On that album, the dark omens of the world-scanning opening salvo, “The Boy in the Bubble,” quickly gave way to more hopeful, personal-scale songs like the title track. When Simon sang, “Maybe I’ve a reason to believe we all will be received in Graceland,” he wasn’t talking about tourist-trap hospitality, but about the prospects for an ultimate happy ending.

“The Rhythm of the Saints” finds him caught again between ill omens and redemptive signs, between his losses and his perseverance, between his world-weariness and his hopes.
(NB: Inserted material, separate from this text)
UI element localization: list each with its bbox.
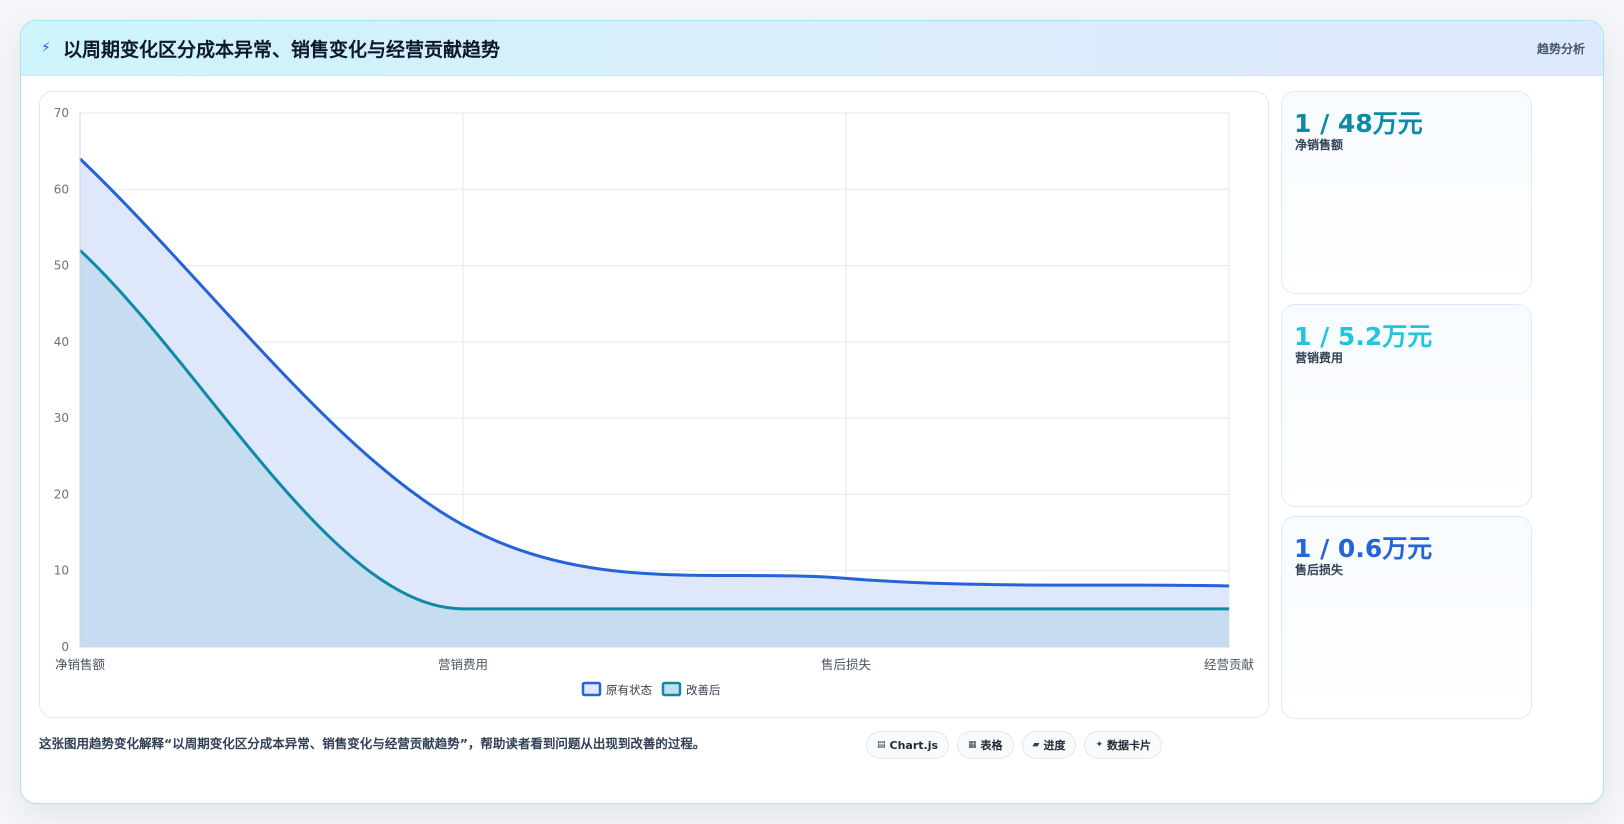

Last month, Simon and his 17-member band (including players from Africa and South America, as well as such veteran American session pros as saxophonist Michael Brecker, drummer Steve Gadd, and keyboards player Richard Tee) played to an estimated 750,000 fans in New York City’s Central Park, plus a home cable TV audience. By generating some good publicity for his hometown’s most famous patch of green, maybe Simon worked a small redemption. For a change, you could hear the words “Central Park” and think “concert,” not “jogger.”

Who: Paul Simon.

When: Saturday, Sept. 28, at 7:30 p.m.

Where: Pacific Amphitheatre, 100 Fair Drive, Costa Mesa.

Whereabouts: San Diego Freeway to Fairview exit, then go south.

Wherewithal: $38.50, $27.50, $19.25.